As a result, FRL’s lenders, along with a liquidator, can initiate bankruptcy proceedings against the Mumbai-headquartered retailer, solicit bids from potential suitors, and even liquidate the company’s assets to collect fees.
The development, which comes as Reliance Retail scraps plans to buy FRL’s assets for Rs 24,700 crore, comes as a major blow to US e-tailer Amazon.
While the largest lender to Kishore Biyani-led retailer Bank of India (BoI) moved NCLT to begin bankruptcy proceedings in April after FRL defaulted on loan repayments, Amazon objected in May, claiming that the lenders were involved with FRL conspired and threatened bankruptcy rights of e-commerce companies.

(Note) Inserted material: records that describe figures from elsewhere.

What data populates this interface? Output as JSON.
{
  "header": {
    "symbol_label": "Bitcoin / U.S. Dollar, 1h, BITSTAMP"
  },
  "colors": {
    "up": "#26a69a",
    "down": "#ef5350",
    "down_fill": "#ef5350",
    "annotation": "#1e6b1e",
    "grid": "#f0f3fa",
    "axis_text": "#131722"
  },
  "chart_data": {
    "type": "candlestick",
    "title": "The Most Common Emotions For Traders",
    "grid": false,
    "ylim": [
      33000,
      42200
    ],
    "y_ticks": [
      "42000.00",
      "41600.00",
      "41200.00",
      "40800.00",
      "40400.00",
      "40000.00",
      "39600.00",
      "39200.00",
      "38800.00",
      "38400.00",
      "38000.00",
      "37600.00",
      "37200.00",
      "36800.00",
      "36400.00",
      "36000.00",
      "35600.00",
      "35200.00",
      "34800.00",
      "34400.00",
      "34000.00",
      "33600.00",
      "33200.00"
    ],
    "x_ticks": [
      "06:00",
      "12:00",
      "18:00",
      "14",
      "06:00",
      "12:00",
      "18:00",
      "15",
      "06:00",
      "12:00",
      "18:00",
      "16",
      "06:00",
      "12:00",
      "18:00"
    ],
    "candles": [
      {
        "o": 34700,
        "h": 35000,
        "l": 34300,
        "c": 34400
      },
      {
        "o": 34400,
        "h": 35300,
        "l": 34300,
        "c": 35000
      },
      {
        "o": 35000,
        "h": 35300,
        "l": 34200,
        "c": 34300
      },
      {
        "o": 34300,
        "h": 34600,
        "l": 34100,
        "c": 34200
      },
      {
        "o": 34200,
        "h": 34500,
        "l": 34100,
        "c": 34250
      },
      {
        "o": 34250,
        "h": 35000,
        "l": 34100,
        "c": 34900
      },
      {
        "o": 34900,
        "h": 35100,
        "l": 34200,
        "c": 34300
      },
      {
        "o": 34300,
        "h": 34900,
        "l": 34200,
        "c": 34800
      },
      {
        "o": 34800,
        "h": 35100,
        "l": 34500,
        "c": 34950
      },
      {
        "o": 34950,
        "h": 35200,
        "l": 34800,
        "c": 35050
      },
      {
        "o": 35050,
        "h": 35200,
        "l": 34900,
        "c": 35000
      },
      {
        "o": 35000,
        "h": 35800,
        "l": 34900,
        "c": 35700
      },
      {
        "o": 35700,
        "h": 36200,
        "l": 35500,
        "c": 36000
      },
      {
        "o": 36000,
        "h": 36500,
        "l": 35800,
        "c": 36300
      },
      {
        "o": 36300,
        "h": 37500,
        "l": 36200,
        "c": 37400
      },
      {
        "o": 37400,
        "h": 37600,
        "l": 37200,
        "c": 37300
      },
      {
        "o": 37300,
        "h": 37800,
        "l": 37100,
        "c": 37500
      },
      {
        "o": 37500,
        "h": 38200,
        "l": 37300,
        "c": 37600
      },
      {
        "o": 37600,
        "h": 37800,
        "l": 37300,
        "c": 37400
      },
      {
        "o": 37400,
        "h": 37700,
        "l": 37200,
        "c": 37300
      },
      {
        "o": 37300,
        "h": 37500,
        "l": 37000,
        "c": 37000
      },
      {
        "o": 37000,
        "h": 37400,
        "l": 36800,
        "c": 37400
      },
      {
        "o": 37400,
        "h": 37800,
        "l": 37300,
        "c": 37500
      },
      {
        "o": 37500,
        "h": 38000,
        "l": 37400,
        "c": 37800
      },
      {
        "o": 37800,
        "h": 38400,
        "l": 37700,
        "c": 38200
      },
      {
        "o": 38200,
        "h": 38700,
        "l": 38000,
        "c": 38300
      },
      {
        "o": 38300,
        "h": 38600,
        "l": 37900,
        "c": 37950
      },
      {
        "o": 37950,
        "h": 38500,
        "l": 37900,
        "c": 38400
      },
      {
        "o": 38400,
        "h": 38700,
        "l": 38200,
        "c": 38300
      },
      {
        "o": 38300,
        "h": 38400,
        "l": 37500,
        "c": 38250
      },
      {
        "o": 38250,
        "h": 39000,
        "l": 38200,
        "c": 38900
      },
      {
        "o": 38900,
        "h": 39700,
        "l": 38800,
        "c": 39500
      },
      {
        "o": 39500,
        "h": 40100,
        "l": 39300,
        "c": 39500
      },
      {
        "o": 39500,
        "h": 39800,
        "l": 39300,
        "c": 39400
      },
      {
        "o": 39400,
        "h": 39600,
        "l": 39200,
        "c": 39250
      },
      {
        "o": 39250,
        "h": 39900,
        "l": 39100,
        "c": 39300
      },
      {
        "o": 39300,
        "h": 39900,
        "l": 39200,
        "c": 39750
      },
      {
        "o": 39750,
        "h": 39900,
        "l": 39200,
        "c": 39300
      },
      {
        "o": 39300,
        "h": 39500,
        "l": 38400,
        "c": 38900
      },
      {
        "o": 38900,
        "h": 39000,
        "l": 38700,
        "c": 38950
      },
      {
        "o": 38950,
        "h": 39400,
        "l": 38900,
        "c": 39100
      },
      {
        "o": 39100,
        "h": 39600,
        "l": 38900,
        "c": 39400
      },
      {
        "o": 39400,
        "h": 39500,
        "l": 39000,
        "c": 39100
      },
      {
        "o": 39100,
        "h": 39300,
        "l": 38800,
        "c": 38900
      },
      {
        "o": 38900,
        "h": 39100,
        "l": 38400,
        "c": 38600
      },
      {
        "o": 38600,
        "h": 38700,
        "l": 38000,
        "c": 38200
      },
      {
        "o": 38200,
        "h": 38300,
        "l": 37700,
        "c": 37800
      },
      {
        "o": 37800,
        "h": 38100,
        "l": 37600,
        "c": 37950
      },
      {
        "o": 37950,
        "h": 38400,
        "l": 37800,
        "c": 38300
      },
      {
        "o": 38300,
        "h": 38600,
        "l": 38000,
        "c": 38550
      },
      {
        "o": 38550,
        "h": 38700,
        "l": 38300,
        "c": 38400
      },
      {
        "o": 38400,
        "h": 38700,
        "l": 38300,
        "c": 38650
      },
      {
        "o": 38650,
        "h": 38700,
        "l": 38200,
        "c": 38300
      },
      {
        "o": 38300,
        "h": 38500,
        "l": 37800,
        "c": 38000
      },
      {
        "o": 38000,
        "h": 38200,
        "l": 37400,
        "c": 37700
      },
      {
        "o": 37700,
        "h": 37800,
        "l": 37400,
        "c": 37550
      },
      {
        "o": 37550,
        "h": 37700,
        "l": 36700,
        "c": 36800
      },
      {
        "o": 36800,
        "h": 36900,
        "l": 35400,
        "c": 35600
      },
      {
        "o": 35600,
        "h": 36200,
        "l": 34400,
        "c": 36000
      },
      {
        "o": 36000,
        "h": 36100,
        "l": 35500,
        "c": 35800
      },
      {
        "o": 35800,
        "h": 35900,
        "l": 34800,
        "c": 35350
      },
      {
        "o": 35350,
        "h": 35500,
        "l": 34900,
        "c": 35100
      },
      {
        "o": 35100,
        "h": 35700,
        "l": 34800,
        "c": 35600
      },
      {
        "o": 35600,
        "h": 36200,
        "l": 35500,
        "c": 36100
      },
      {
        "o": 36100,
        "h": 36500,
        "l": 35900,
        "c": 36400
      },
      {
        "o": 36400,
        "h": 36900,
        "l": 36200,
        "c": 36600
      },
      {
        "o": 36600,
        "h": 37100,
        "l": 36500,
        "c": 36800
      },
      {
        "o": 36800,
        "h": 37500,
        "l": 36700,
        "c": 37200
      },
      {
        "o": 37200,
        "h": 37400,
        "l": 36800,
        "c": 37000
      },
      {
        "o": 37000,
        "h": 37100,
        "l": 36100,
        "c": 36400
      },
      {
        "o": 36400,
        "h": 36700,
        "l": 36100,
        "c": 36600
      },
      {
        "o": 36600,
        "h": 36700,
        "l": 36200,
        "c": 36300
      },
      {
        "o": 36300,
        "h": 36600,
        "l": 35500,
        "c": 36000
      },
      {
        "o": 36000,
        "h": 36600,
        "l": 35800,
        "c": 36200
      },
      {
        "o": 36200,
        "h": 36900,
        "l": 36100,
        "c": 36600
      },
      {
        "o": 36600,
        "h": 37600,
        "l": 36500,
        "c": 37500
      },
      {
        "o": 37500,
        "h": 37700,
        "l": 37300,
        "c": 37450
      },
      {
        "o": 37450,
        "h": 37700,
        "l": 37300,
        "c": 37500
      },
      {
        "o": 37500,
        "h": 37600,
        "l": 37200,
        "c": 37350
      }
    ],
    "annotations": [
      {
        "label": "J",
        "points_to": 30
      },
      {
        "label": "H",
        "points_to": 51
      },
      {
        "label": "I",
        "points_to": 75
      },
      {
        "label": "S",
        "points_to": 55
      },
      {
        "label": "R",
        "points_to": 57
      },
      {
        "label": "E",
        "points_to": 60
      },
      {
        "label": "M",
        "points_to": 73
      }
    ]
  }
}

The Chamber of the Mumbai Tribunal allowed the lender’s objection, dismissed Amazon’s objection and appointed Vijay Kumar V Iyer as FRL settlement officer. Amazon, which is likely to go before the National Company Law Appellate Tribunal (NCLAT), has not commented on the story.
Future Group companies along with FRL, Future Enterprises (FEL) and others collectively owed around Rs.29,000 to lenders and creditors in May, sources said. SBI and Bank of Baroda are some of the largest lenders to Future Group companies.
Future Group’s demise was prompted by the pandemic and a multi-pronged legal battle with Amazon, which used its 2019 investment in Future Coupons, a Future Group company, to block the Reliance futures deal, claiming the transaction gave him protection rights over FRL.
While Reliance called off the transaction in April because a majority of FRL’s secured creditors voted against the transaction, the move had left Future Group staring at bankruptcy proceedings.